Pubdate: Sun, 15 Oct 2000
Source: Associated Press
Copyright: 2000 Associated Press
Author: Margarita Martinez, Associated Press Writer

SUMMIT ADDRESSES COLOMBIAN STRIFE

BOGOTA, Colombia (AP) -- As Colombia's war widens and becomes more savage,
representatives of the government, two rebel groups and dozens of
humanitarian organizations meet in Central America this week to figure ways
to ease the conflict.

While the three-day conference, which starts Monday evening in San Jose,
Costa Rica, is not expected to produce any breakthroughs to end Colombia's
36-year war, it is unique because it places most of the participants at the
same table.

``We believe this meeting is crucial because it provides the space for civil
society to be heard by all sides, including the rebels, so that a real peace
can be negotiated,'' Robin Kirk of Human Rights Watch said in a telephone
interview Friday from Washington.

The conference is also likely to become a forum for many groups to voice
their opposition to President Andres Pastrana's U.S.-backed anti-narcotics
offensive. The so-called Plan Colombia, being financed with $1.3 billion in
mostly military aid from Washington, is aimed at wiping out cocaine- and
heroin-producing crops from rebels and other armed groups that protect them.
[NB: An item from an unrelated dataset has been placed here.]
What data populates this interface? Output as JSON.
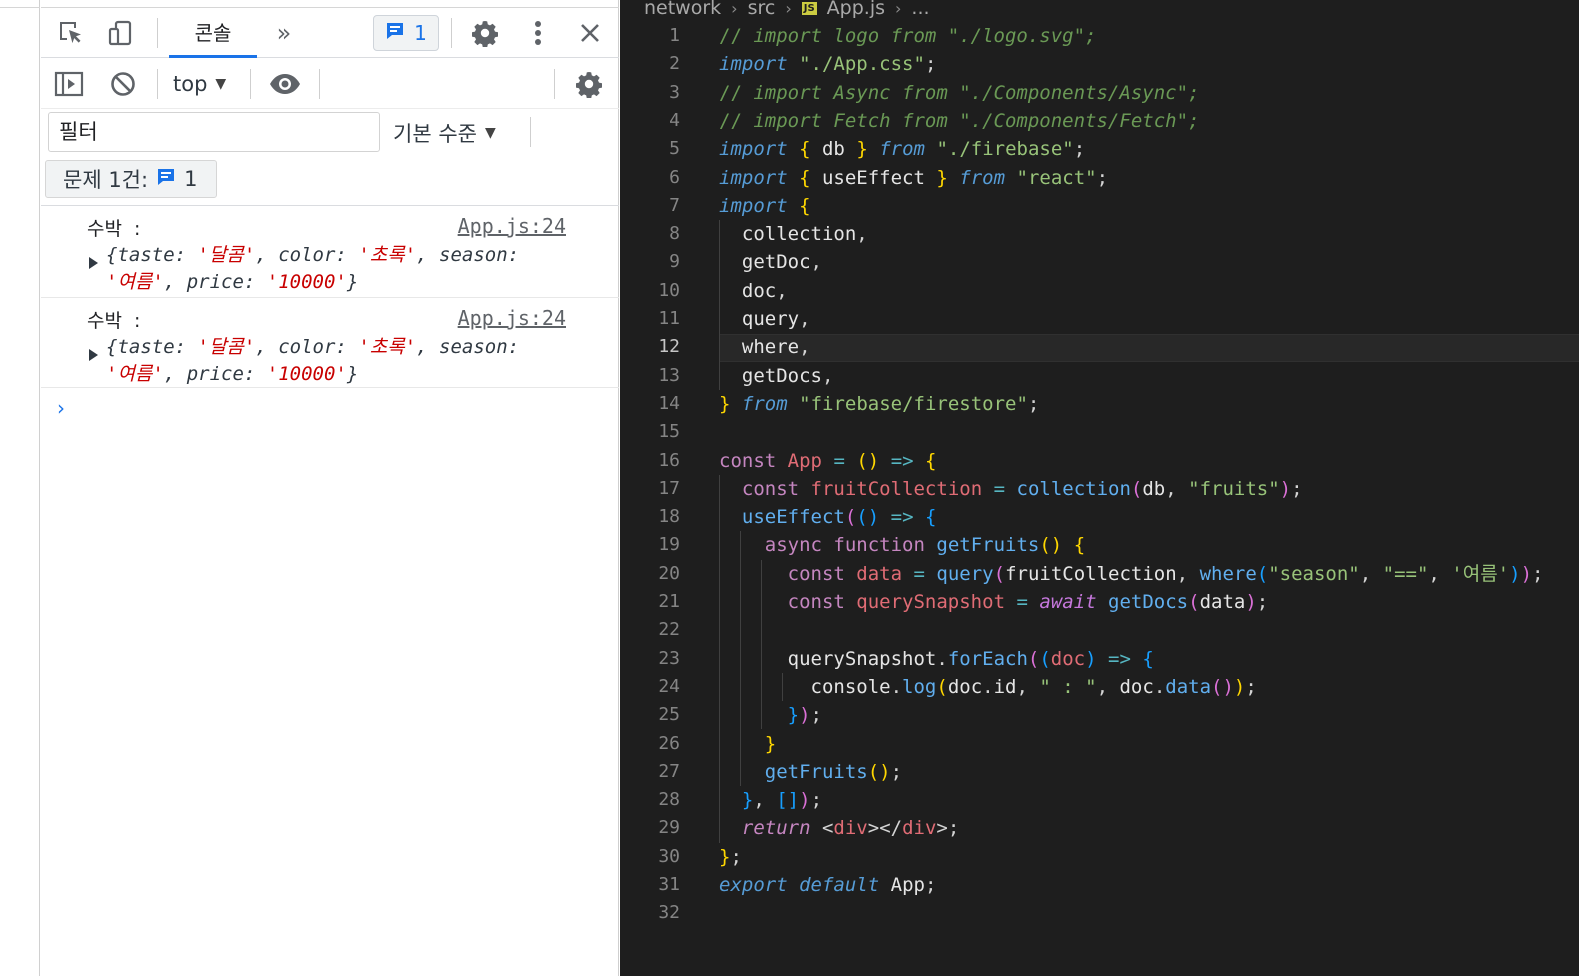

``A modification of Plan Colombia (is needed) because the way is it
envisioned does not help the country,'' said Jorge Rojas of Colombia Peace,
an umbrella group of local non-governmental organizations.
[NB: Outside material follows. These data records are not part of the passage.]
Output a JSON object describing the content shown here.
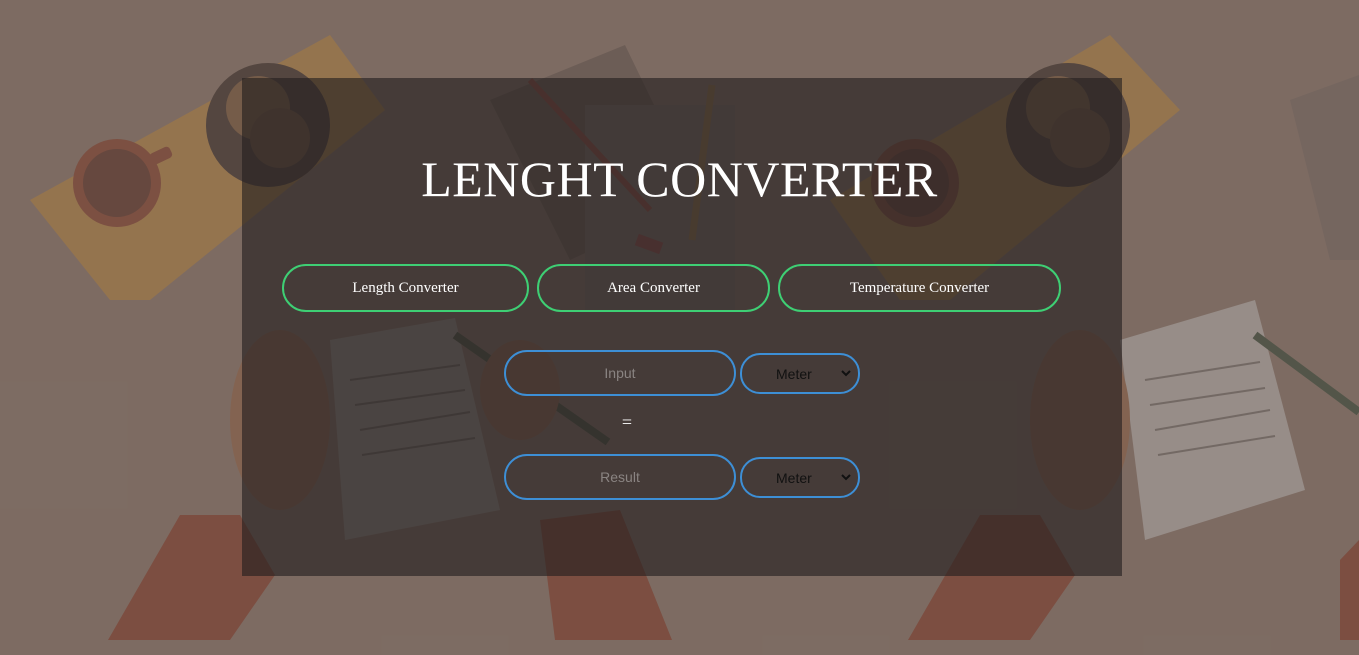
{
  "page": {
    "title": "LENGHT CONVERTER"
  },
  "tabs": [
    {
      "label": "Length Converter"
    },
    {
      "label": "Area Converter"
    },
    {
      "label": "Temperature Converter"
    }
  ],
  "converter": {
    "input": {
      "placeholder": "Input",
      "value": ""
    },
    "from_unit": {
      "selected": "Meter"
    },
    "equals_sign": "=",
    "result": {
      "placeholder": "Result",
      "value": ""
    },
    "to_unit": {
      "selected": "Meter"
    }
  },
  "colors": {
    "background": "#7d6c63",
    "panel": "#231e1e",
    "tab_border": "#3ecf74",
    "field_border": "#3d8fd6",
    "text": "#ffffff"
  },
  "background_image": {
    "description_icons": [
      "desk-illustration",
      "coffee-mug-icon",
      "cookie-plate-icon",
      "notebook-icon",
      "pencil-icon",
      "hand-icon"
    ]
  }
}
Many NGOs expect the anti-drug offensive, which is expected to be launched
within months after U.S. special forces troops finish training two Colombian
army battalions and U.S. helicopters are deployed, will intensify the war
and force thousands to abandon their homes in southern Colombia, where most
of the world's cocaine is produced.

International human-rights groups such as Human Rights Watch and
representatives from the United Nations also said they would attend the
conference.

Representing the government will be the ministers of labor, of development
and of the environment, who will discuss the social aspects of Plan
Colombia.

Under the plan, Pastrana hopes to boost social programs in the undeveloped
region. However, the hundreds of millions of dollars in contributions from
European nations that Colombia hoped to obtain have not materialized, and
the government will be hard-pressed to provide its own financing.

Representatives of the two rebel groups -- the Revolutionary Armed Forces of
Colombia, or FARC, and the National Liberation Army, or ELN -- said they
would attend the conference. However, a right-wing paramilitary group, the
United Self-Defense Forces of Colombia, was not invited because it lacks
political status and is not engaged in peace talks with the government.
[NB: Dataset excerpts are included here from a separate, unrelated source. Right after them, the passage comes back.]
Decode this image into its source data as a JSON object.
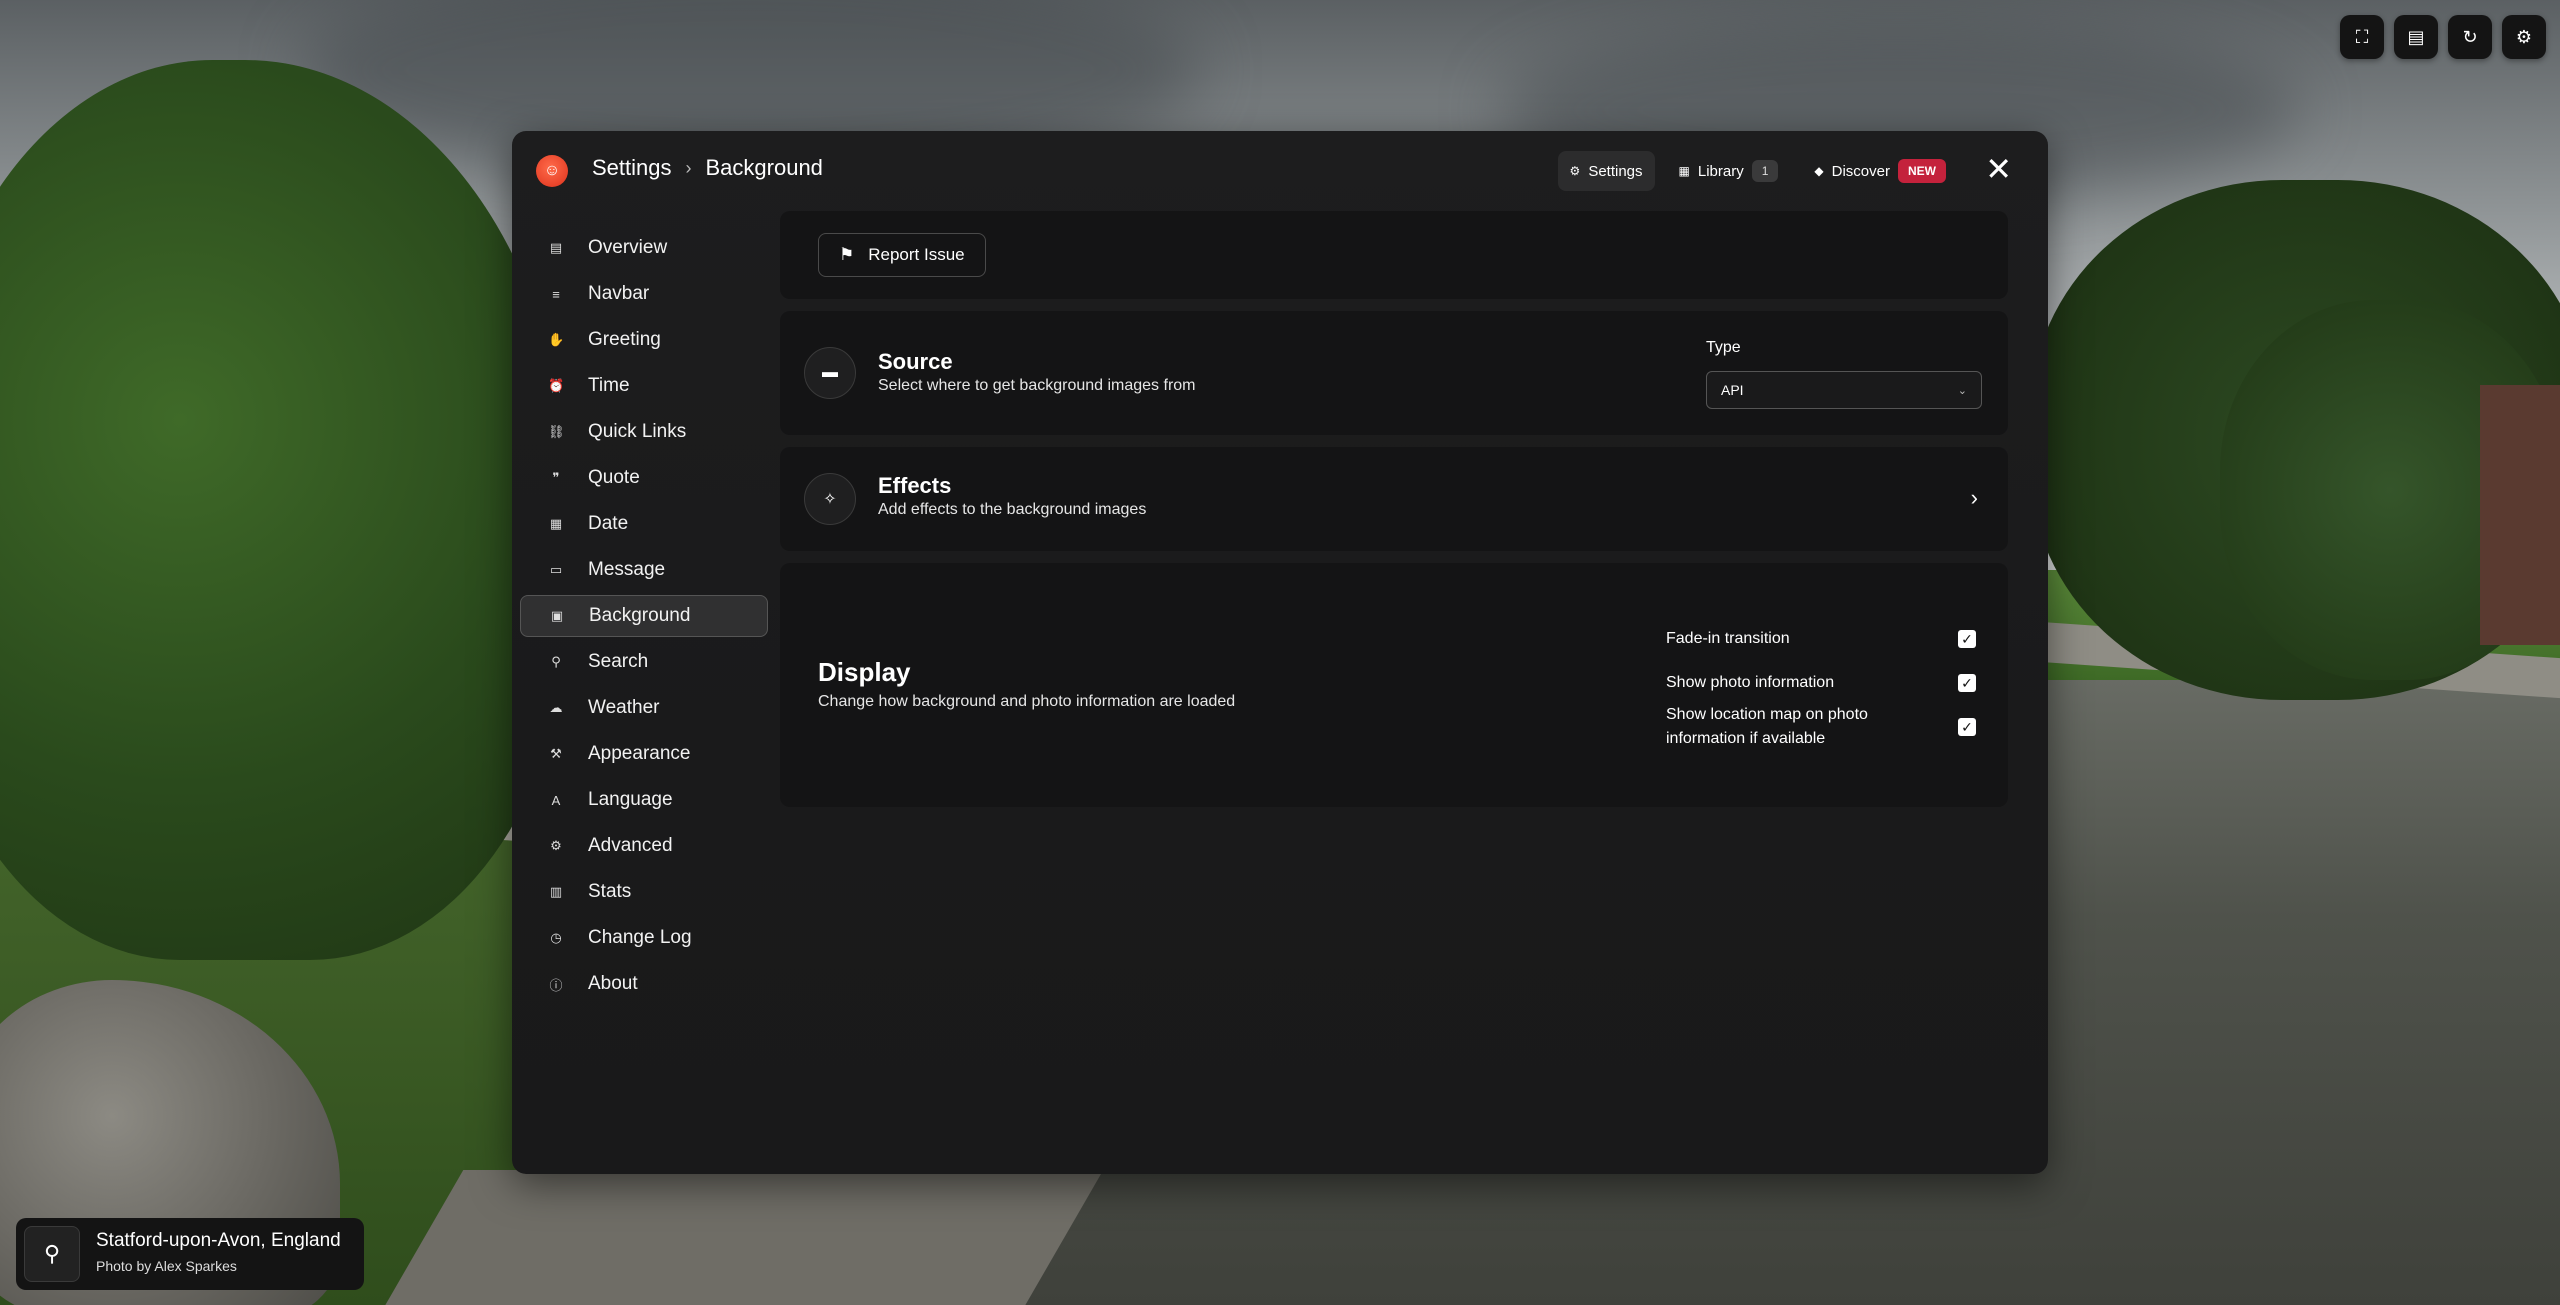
{
  "background": {
    "location": "Statford-upon-Avon, England",
    "credit": "Photo by Alex Sparkes",
    "pin_icon": "location-pin-icon"
  },
  "toolbar": {
    "buttons": [
      {
        "name": "fullscreen-icon",
        "glyph": "⛶"
      },
      {
        "name": "clipboard-icon",
        "glyph": "▤"
      },
      {
        "name": "refresh-icon",
        "glyph": "↻"
      },
      {
        "name": "gear-icon",
        "glyph": "⚙"
      }
    ]
  },
  "modal": {
    "breadcrumb": {
      "root": "Settings",
      "separator": "›",
      "current": "Background"
    },
    "nav": {
      "settings_label": "Settings",
      "library_label": "Library",
      "library_count": "1",
      "discover_label": "Discover",
      "discover_badge": "NEW"
    },
    "close_glyph": "✕"
  },
  "sidebar": {
    "items": [
      {
        "label": "Overview",
        "icon": "▤"
      },
      {
        "label": "Navbar",
        "icon": "≡"
      },
      {
        "label": "Greeting",
        "icon": "✋"
      },
      {
        "label": "Time",
        "icon": "⏰"
      },
      {
        "label": "Quick Links",
        "icon": "⛓"
      },
      {
        "label": "Quote",
        "icon": "❞"
      },
      {
        "label": "Date",
        "icon": "▦"
      },
      {
        "label": "Message",
        "icon": "▭"
      },
      {
        "label": "Background",
        "icon": "▣",
        "active": true
      },
      {
        "label": "Search",
        "icon": "⚲"
      },
      {
        "label": "Weather",
        "icon": "☁"
      },
      {
        "label": "Appearance",
        "icon": "⚒"
      },
      {
        "label": "Language",
        "icon": "A"
      },
      {
        "label": "Advanced",
        "icon": "⚙"
      },
      {
        "label": "Stats",
        "icon": "▥"
      },
      {
        "label": "Change Log",
        "icon": "◷"
      },
      {
        "label": "About",
        "icon": "ⓘ"
      }
    ]
  },
  "report": {
    "label": "Report Issue",
    "icon": "⚑"
  },
  "source": {
    "title": "Source",
    "subtitle": "Select where to get background images from",
    "type_label": "Type",
    "type_value": "API",
    "icon": "▬"
  },
  "effects": {
    "title": "Effects",
    "subtitle": "Add effects to the background images",
    "icon": "✧",
    "arrow": "›"
  },
  "display": {
    "title": "Display",
    "subtitle": "Change how background and photo information are loaded",
    "options": [
      {
        "label": "Fade-in transition",
        "checked": true
      },
      {
        "label": "Show photo information",
        "checked": true
      },
      {
        "label": "Show location map on photo information if available",
        "checked": true
      }
    ]
  }
}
The conference comes as the government's separate peace talks with the FARC
and ELN have stagnated and as Colombia's war has grown ever more savage in
recent months. Through August of this year, 314 massacres have been carried
out by rebels and the paramilitary forces in which 1,389 people have been
slain.

That was expected to be a focus of the workshops of the conference.

''(We must) immediately begin to agree on respect for human rights and reach
an agreement in this sense,'' said Development Minister Augusto Ramirez.

Also on the agenda: discussions on the status of peace talks, the economic
crisis, the anti-drug war and international aid.